September 5, 2017— Attorney General Jeff Sessions announced that the 2012 Memo implementing the Deferred Action for Childhood Arrivals (“DACA”) program has been rescinded by the Trump administration. The withdrawal will be implemented over the course of the next six (6) months. The Department of Homeland Security has released an implementation memo and will release an FAQ later today outlining the following details:
- U.S. Citizenship and Immigration Services (“USCIS”) will accept no further “new” DACA applications after today (Tuesday, September 5, 2017)—however they will process “new” applications received up to today. These applications will be processed according to prior policy
- “New” applications mean:
- Applications by persons who have never held DACA status; or,
- Applications where the applicant did not apply to renew DACA within one year of the expiration of their prior grant of DACA.
- “New” applications mean:
- Renewal applications for DACA will be accepted until October 5, 2017 and will be processed according to the prior existing policy.

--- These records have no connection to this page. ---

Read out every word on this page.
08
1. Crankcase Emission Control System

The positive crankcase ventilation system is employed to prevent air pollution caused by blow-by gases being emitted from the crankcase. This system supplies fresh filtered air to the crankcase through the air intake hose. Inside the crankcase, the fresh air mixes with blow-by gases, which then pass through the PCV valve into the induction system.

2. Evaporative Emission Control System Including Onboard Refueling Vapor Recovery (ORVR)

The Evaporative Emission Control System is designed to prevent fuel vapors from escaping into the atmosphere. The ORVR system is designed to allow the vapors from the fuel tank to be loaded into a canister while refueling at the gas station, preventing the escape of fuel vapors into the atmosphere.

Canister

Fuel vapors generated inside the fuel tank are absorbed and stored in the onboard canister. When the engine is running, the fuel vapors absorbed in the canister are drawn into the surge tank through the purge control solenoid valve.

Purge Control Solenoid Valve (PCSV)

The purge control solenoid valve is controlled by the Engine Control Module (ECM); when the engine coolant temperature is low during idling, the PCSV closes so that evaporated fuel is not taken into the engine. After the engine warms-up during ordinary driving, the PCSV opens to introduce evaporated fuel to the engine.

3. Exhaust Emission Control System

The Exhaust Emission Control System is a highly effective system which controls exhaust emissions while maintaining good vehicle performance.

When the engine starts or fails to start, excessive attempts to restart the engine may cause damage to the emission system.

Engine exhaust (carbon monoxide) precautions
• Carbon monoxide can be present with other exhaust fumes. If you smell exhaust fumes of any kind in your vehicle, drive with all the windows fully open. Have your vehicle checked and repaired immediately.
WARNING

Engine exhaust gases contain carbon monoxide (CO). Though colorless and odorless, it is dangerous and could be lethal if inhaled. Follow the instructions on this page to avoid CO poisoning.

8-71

- If approved, the DACA extension will be for the full two (2) year period, per existing policy.
- These applications will only be accepted for applicants whose DACA expires before March 5, 2018 (6 months from application date).
- Current DACA grants will not be rescinded and EADs already issued will not be revoked—they remain valid for the facially approved period of time.

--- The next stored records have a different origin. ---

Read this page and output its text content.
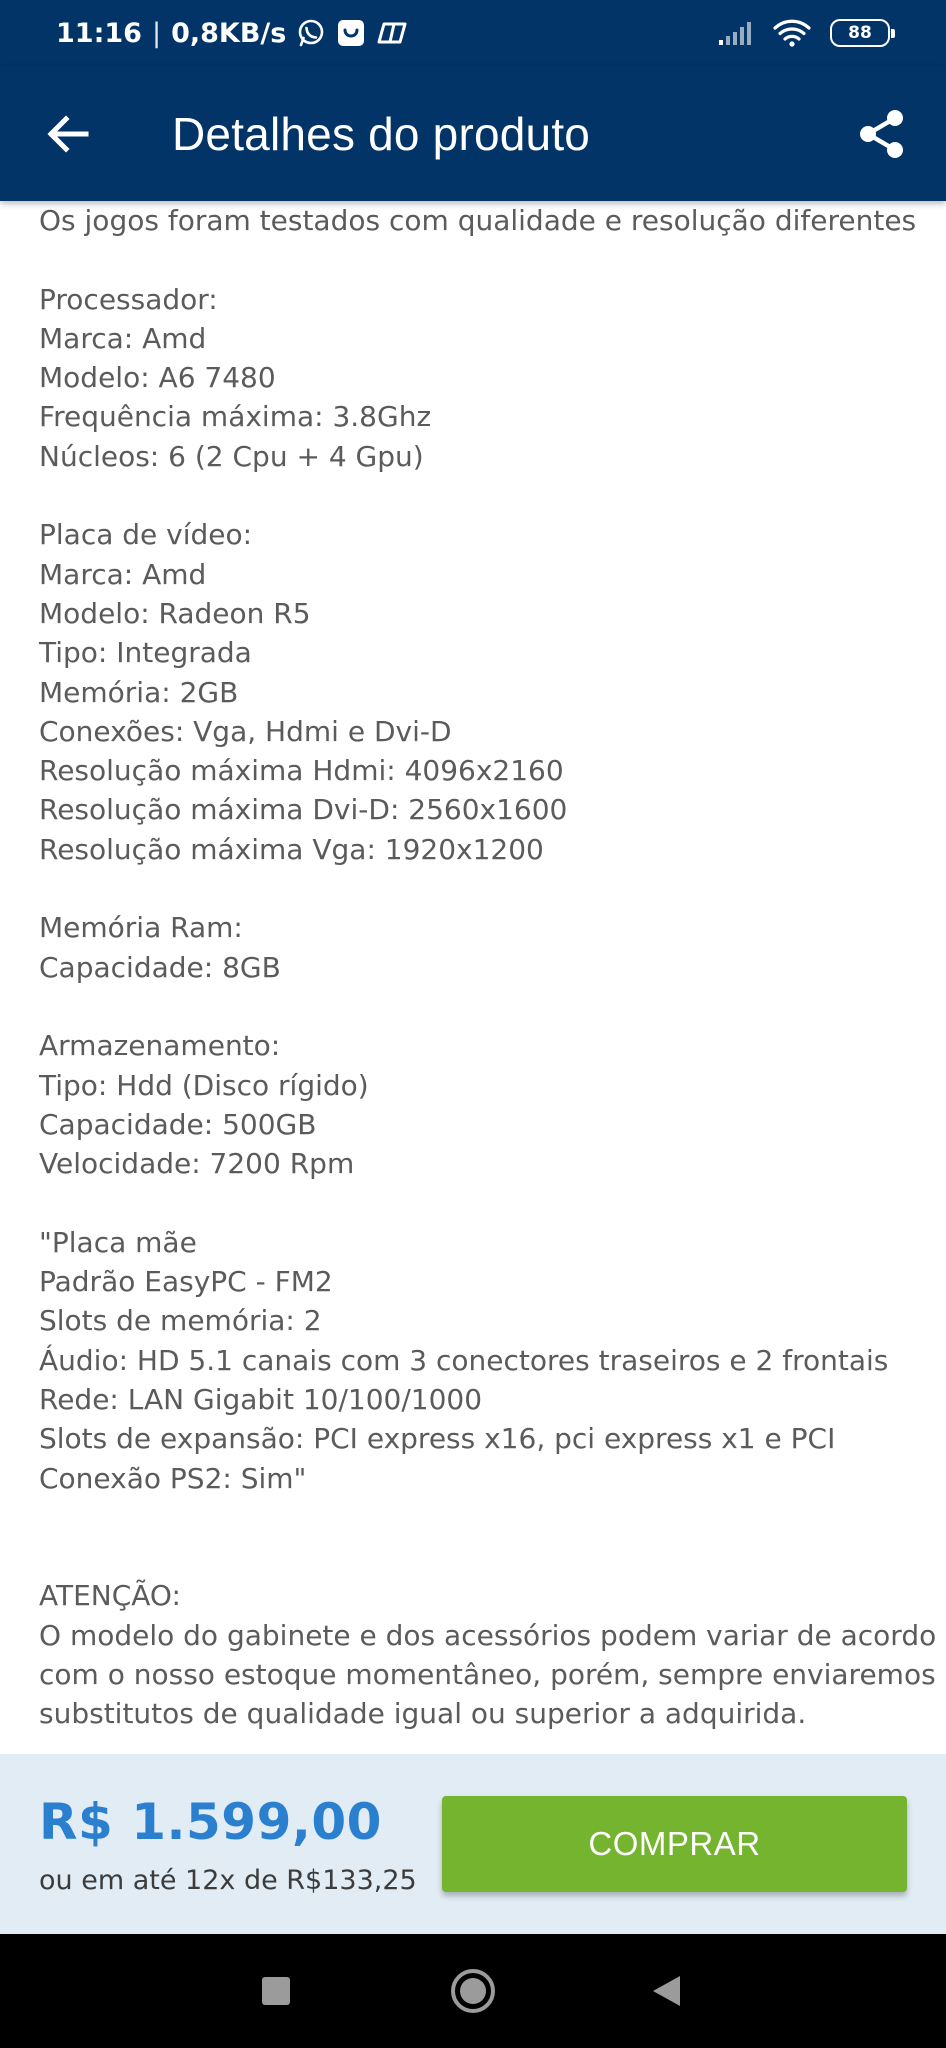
11:16 | 0,8KB/s	88
Detalhes do produto
Os jogos foram testados com qualidade e resolução diferentes
Processador:
Marca: Amd
Modelo: A6 7480
Frequência máxima: 3.8Ghz
Núcleos: 6 (2 Cpu + 4 Gpu)
Placa de vídeo:
Marca: Amd
Modelo: Radeon R5
Tipo: Integrada
Memória: 2GB
Conexões: Vga, Hdmi e Dvi-D
Resolução máxima Hdmi: 4096x2160
Resolução máxima Dvi-D: 2560x1600
Resolução máxima Vga: 1920x1200
Memória Ram:
Capacidade: 8GB
Armazenamento:
Tipo: Hdd (Disco rígido)
Capacidade: 500GB
Velocidade: 7200 Rpm
"Placa mãe
Padrão EasyPC - FM2
Slots de memória: 2
Áudio: HD 5.1 canais com 3 conectores traseiros e 2 frontais
Rede: LAN Gigabit 10/100/1000
Slots de expansão: PCI express x16, pci express x1 e PCI
Conexão PS2: Sim"
ATENÇÃO:
O modelo do gabinete e dos acessórios podem variar de acordo
com o nosso estoque momentâneo, porém, sempre enviaremos
substitutos de qualidade igual ou superior a adquirida.
R$ 1.599,00
ou em até 12x de R$133,25
COMPRAR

- Advance Parole: No new advance parole documents will be approved under DACA.
- Currently pending applications will be closed and refunds issued. No new applications will be accepted.
- Advance Parole documents already approved will “generally” remain valid; however the memo specifically states admission will still be subject to CBP discretion at the border and USCIS retains authority to revoke or terminate advance parole at any time. Travel on Advance Parole based on DACA is quite risky in this environment.
- Immigration and Customs Enforcement (“ICE”) states they will not target DACA holders specifically for removal (i.e. will not use registration information to specifically target DACA holders); however, DACA holders will be treated like anyone else in the country illegally.
- ICE stated they will not “proactively” seek out DACA holders/applicants using information in the databases for DACA application purposes; HOWEVER, that information could be obtained for national security and/or criminal investigations.
- Neither DHS nor ICE would provide information on what might happen if Congress does not enact one (of the several versions) of the DREAM Act currently being proposed in Congress.
The administration contends that a six month wind-down period for DACA, along with not revoking current DACA grants and employment authorization, will allow Congress to speak on the matter—giving them time to pass and for the federal government to implement one of the currently proposed versions of the DREAM Act.
 This is not fully explained in press reports and could mean several different things. We withhold guessing on what this means until further information is released.